Curriculum Overview

The story that we tell our students about statistics is a tale that can be told in many ways. This document summarizes the story as ActivStats tells it. It then provides detailed information and advice on teaching with ActivStats. Finally we provide a detailed syllabus that discusses each lesson in turn, highlighting the big ideas conveyed in that lesson and noting pedagogical points of interest.

Course Overview

We study statistics to better understand the world through better understanding of data. Data are (usually quantitative) information along with a context for that information. The principal concern of statistics is the variation in that data; if there were no variation we could understand the world with no further analysis. We seek patterns and relationships that show through the variation, and we hope to draw conclusions about the world based on those patterns, that honestly reflect the limitations imposed by that variation.

When we first encounter data, we ask after its pedigree. If we do not know what was measured, we can never learn from the data. Data are structured as variables, which record the same information in the same units for many individuals or cases. Ordinarily, variables appear as columns and cases as rows in a data table.

We display data, seeking patterns. The intuitive area principle guides the design of displays, devoting equal display area to equal amounts or values. For individual variables we display distributions and think about numbers of modes, skewness and symmetry, and the possibility of outliers. A standard of comparison is the Normal density. Density curves formalize the idea of relative frequency from the vague area principle idea.

We summarize individual variables by finding their center and spread. For pairs of variables measured on the same individuals we make scatterplots and consider the direction, form, and squares lines and with residuals away from those lines.

We next consider how good data arise, with particular attention to the role of randomization. We randomize experiments to reduce bias and minimize the effect of factors that we cannot control. We draw random samples so that they will represent the underlying population. To characterize randomization we turn to probability.

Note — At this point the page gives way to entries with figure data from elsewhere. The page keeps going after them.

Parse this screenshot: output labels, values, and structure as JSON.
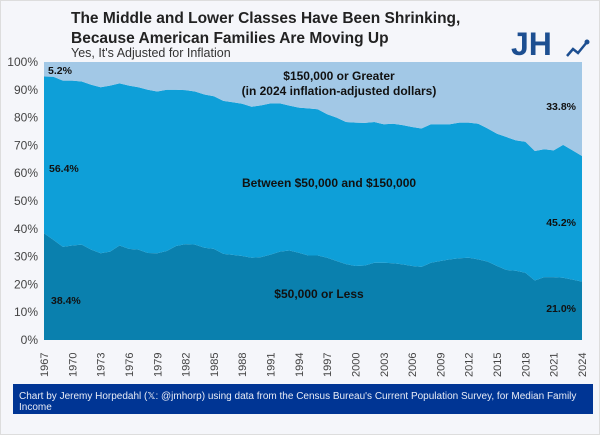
{
  "header": {
    "title": "The Middle and Lower Classes Have Been Shrinking, Because American Families Are Moving Up",
    "subtitle": "Yes, It's Adjusted for Inflation",
    "logo_text": "JH"
  },
  "footer": {
    "credit": "Chart by Jeremy Horpedahl (𝕏: @jmhorp) using data from the Census Bureau's Current Population Survey, for Median Family Income"
  },
  "chart_data": {
    "type": "area",
    "stacked": true,
    "title": "The Middle and Lower Classes Have Been Shrinking, Because American Families Are Moving Up",
    "subtitle": "Yes, It's Adjusted for Inflation",
    "xlabel": "",
    "ylabel": "",
    "ylim": [
      0,
      100
    ],
    "y_ticks": [
      "0%",
      "10%",
      "20%",
      "30%",
      "40%",
      "50%",
      "60%",
      "70%",
      "80%",
      "90%",
      "100%"
    ],
    "x_ticks": [
      "1967",
      "1970",
      "1973",
      "1976",
      "1979",
      "1982",
      "1985",
      "1988",
      "1991",
      "1994",
      "1997",
      "2000",
      "2003",
      "2006",
      "2009",
      "2012",
      "2015",
      "2018",
      "2021",
      "2024"
    ],
    "x": [
      1967,
      1968,
      1969,
      1970,
      1971,
      1972,
      1973,
      1974,
      1975,
      1976,
      1977,
      1978,
      1979,
      1980,
      1981,
      1982,
      1983,
      1984,
      1985,
      1986,
      1987,
      1988,
      1989,
      1990,
      1991,
      1992,
      1993,
      1994,
      1995,
      1996,
      1997,
      1998,
      1999,
      2000,
      2001,
      2002,
      2003,
      2004,
      2005,
      2006,
      2007,
      2008,
      2009,
      2010,
      2011,
      2012,
      2013,
      2014,
      2015,
      2016,
      2017,
      2018,
      2019,
      2020,
      2021,
      2022,
      2023,
      2024
    ],
    "grid": false,
    "legend": "none",
    "series": [
      {
        "name": "$50,000 or Less",
        "color": "#0a80ae",
        "values": [
          38.4,
          36.0,
          33.5,
          34.0,
          34.3,
          32.5,
          31.2,
          31.8,
          34.0,
          32.8,
          32.5,
          31.3,
          31.2,
          32.0,
          33.8,
          34.5,
          34.3,
          33.2,
          32.8,
          31.0,
          30.6,
          30.2,
          29.6,
          29.8,
          30.7,
          31.8,
          32.2,
          31.4,
          30.4,
          30.4,
          29.6,
          28.4,
          27.3,
          26.6,
          26.8,
          27.8,
          27.8,
          27.6,
          27.2,
          26.6,
          26.3,
          27.8,
          28.4,
          29.0,
          29.4,
          29.6,
          29.0,
          28.2,
          26.6,
          25.2,
          24.9,
          24.2,
          21.4,
          22.6,
          22.6,
          22.4,
          21.7,
          21.0
        ]
      },
      {
        "name": "Between $50,000 and $150,000",
        "color": "#0e9fd8",
        "values": [
          56.4,
          58.7,
          59.8,
          59.3,
          58.7,
          59.3,
          59.7,
          59.7,
          58.3,
          58.7,
          58.4,
          58.7,
          58.2,
          58.0,
          56.2,
          55.4,
          55.1,
          55.1,
          54.9,
          55.0,
          54.9,
          54.8,
          54.3,
          54.6,
          54.4,
          53.3,
          52.1,
          52.2,
          52.9,
          52.6,
          51.6,
          51.6,
          51.1,
          51.6,
          51.3,
          50.6,
          49.8,
          50.2,
          50.1,
          50.0,
          49.8,
          49.8,
          49.2,
          48.6,
          48.8,
          48.6,
          48.8,
          47.9,
          47.6,
          47.8,
          46.9,
          47.1,
          46.6,
          46.0,
          45.6,
          47.8,
          46.5,
          45.2
        ]
      },
      {
        "name": "$150,000 or Greater",
        "name_line2": "(in 2024 inflation-adjusted dollars)",
        "color": "#a2c8e6",
        "values": [
          5.2,
          5.3,
          6.7,
          6.7,
          7.0,
          8.2,
          9.1,
          8.5,
          7.7,
          8.5,
          9.1,
          10.0,
          10.6,
          10.0,
          10.0,
          10.1,
          10.6,
          11.7,
          12.3,
          14.0,
          14.5,
          15.0,
          16.1,
          15.6,
          14.9,
          14.9,
          15.7,
          16.4,
          16.7,
          17.0,
          18.8,
          20.0,
          21.6,
          21.8,
          21.9,
          21.6,
          22.4,
          22.2,
          22.7,
          23.4,
          23.9,
          22.4,
          22.4,
          22.4,
          21.8,
          21.8,
          22.2,
          23.9,
          25.8,
          27.0,
          28.2,
          28.7,
          32.0,
          31.4,
          31.8,
          29.8,
          31.8,
          33.8
        ]
      }
    ],
    "annotations": {
      "start": [
        "38.4%",
        "56.4%",
        "5.2%"
      ],
      "end": [
        "21.0%",
        "45.2%",
        "33.8%"
      ]
    }
  }
}
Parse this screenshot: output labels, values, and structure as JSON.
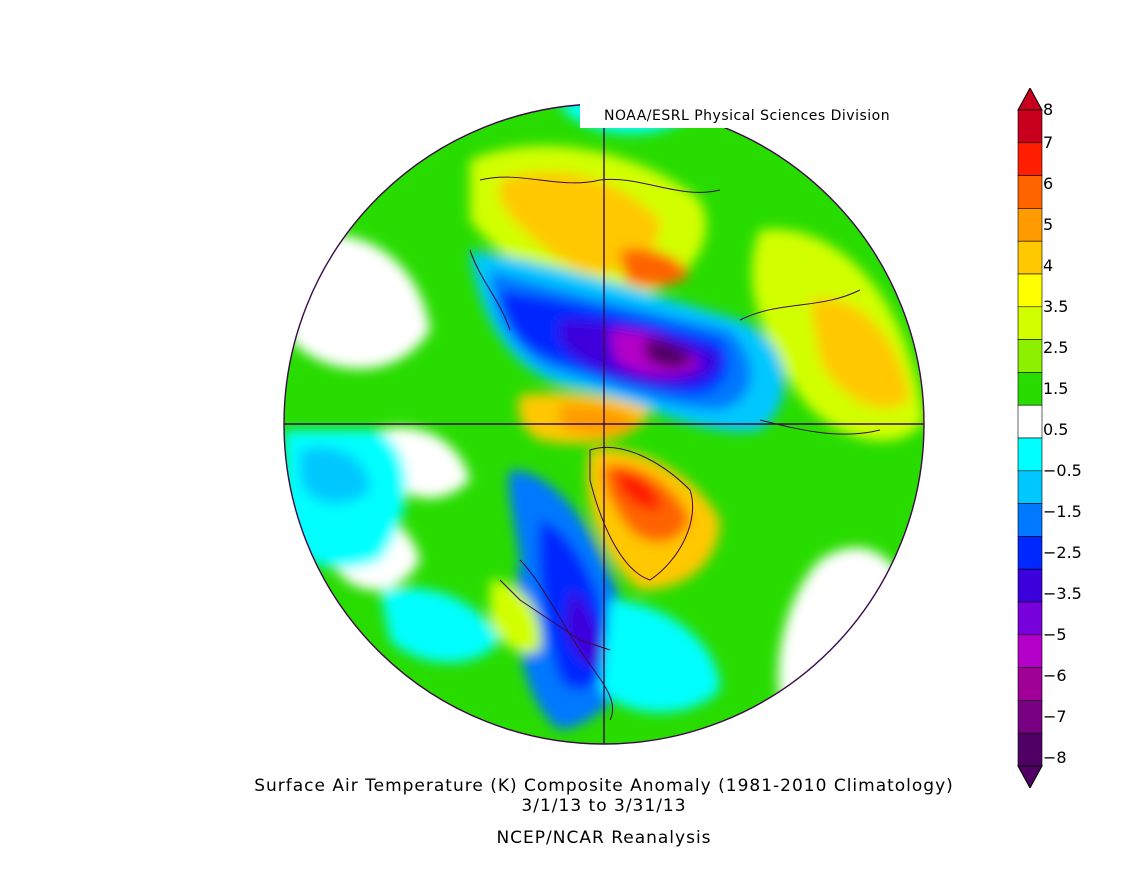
{
  "credit": "NOAA/ESRL Physical Sciences Division",
  "title": "Surface Air Temperature (K) Composite Anomaly (1981-2010 Climatology)",
  "date_range": "3/1/13   to 3/31/13",
  "source": "NCEP/NCAR Reanalysis",
  "colorbar": {
    "labels": [
      "8",
      "7",
      "6",
      "5",
      "4",
      "3.5",
      "2.5",
      "1.5",
      "0.5",
      "-0.5",
      "-1.5",
      "-2.5",
      "-3.5",
      "-5",
      "-6",
      "-7",
      "-8"
    ],
    "colors": [
      "#c8001e",
      "#ff1e00",
      "#ff6400",
      "#ff9b00",
      "#ffc800",
      "#ffff00",
      "#d2ff00",
      "#8cf000",
      "#28dc00",
      "#ffffff",
      "#00ffff",
      "#00c8ff",
      "#0078ff",
      "#0028ff",
      "#3c00dc",
      "#7800dc",
      "#b400c8",
      "#a00096",
      "#780082",
      "#500064"
    ]
  },
  "projection": "north-polar-stereographic"
}
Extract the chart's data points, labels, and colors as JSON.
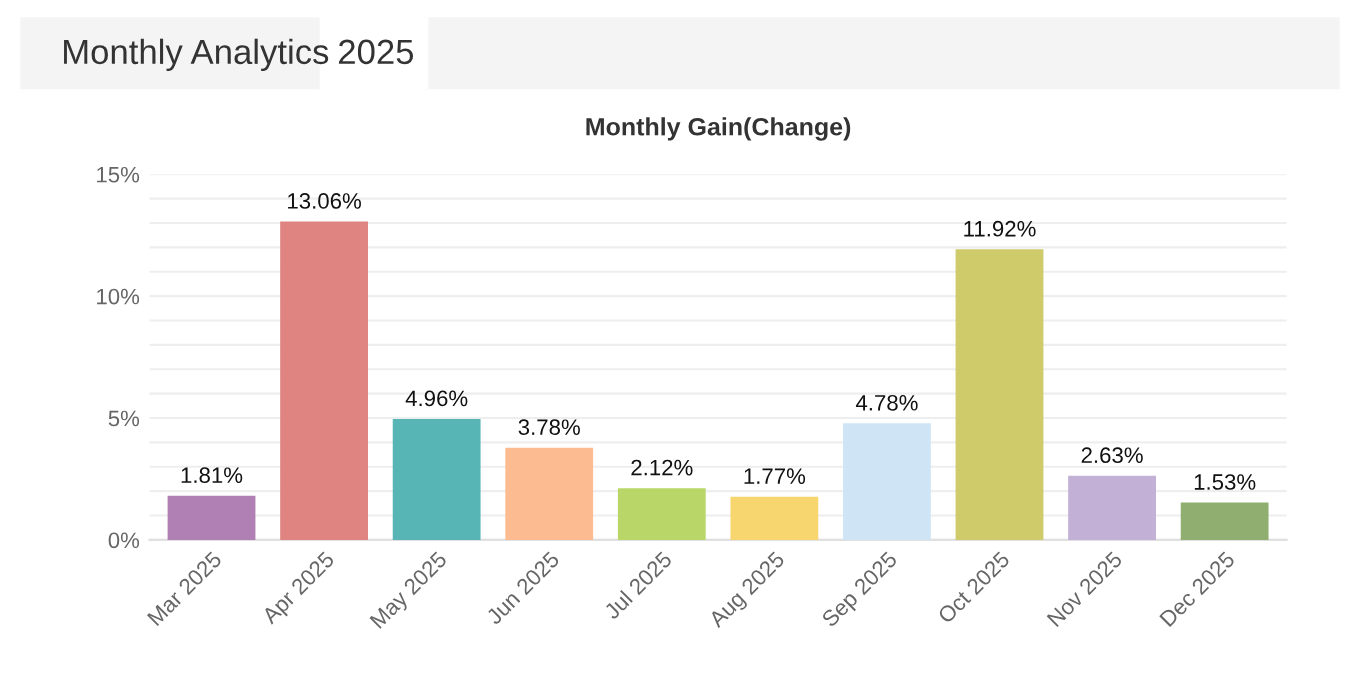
{
  "chart_data": {
    "type": "bar",
    "title": "Monthly Gain(Change)",
    "annotations": [
      "Monthly Analytics",
      "2025"
    ],
    "categories": [
      "Mar 2025",
      "Apr 2025",
      "May 2025",
      "Jun 2025",
      "Jul 2025",
      "Aug 2025",
      "Sep 2025",
      "Oct 2025",
      "Nov 2025",
      "Dec 2025"
    ],
    "values": [
      1.81,
      13.06,
      4.96,
      3.78,
      2.12,
      1.77,
      4.78,
      11.92,
      2.63,
      1.53
    ],
    "value_labels": [
      "1.81%",
      "13.06%",
      "4.96%",
      "3.78%",
      "2.12%",
      "1.77%",
      "4.78%",
      "11.92%",
      "2.63%",
      "1.53%"
    ],
    "colors": [
      "#b07fb3",
      "#e08482",
      "#58b5b5",
      "#fdbb92",
      "#b9d768",
      "#f7d66f",
      "#cfe5f6",
      "#cfca6a",
      "#c3b0d6",
      "#8fae6f"
    ],
    "ylim": [
      0,
      15
    ],
    "yticks": [
      {
        "value": 0,
        "label": "0%"
      },
      {
        "value": 1,
        "label": null
      },
      {
        "value": 2,
        "label": null
      },
      {
        "value": 3,
        "label": null
      },
      {
        "value": 4,
        "label": null
      },
      {
        "value": 5,
        "label": "5%"
      },
      {
        "value": 6,
        "label": null
      },
      {
        "value": 7,
        "label": null
      },
      {
        "value": 8,
        "label": null
      },
      {
        "value": 9,
        "label": null
      },
      {
        "value": 10,
        "label": "10%"
      },
      {
        "value": 11,
        "label": null
      },
      {
        "value": 12,
        "label": null
      },
      {
        "value": 13,
        "label": null
      },
      {
        "value": 14,
        "label": null
      },
      {
        "value": 15,
        "label": "15%"
      }
    ],
    "grid": "y",
    "legend": false
  }
}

We consider random outcomes. The outcome of an event is random if we cannot predict individual outcome values, but anticipate long-run regularity. We name this long-run regularity probability. Experiments with random outcomes reveal the law of large numbers and the central limit theorem.

As we appreciate randomness, we realize that the summary statistics we discussed early in the course are themselves random, because repeating a randomized experiment or random sample will yield different summary values. As random phenomena, these statistics exhibit long-run regularity; in particular, they have sampling distributions, which we can examine. The sampling distribution of a statistic permits formal inference because it describes what to expect if we repeat the study many times. We note specifically that sampling distributions arise because of the randomness that we deliberately introduced in random sampling and randomized assignment of experimental treatments.

This lets us consider ways to be precise in describing our uncertainty about the true state of the world. With the central idea of understanding what would happen over many repetitions, we construct confidence intervals and hypothesis tests. Simulation makes it easier to see confidence intervals and hypothesis tests as statements whose probability component talks about how often they are correct over many repetitions.

These methods of inference are much the same across a variety of applications, and the way in which ActivStats visualizes them emphasizes that consistency. We close the course with discussions of inference in a variety of settings.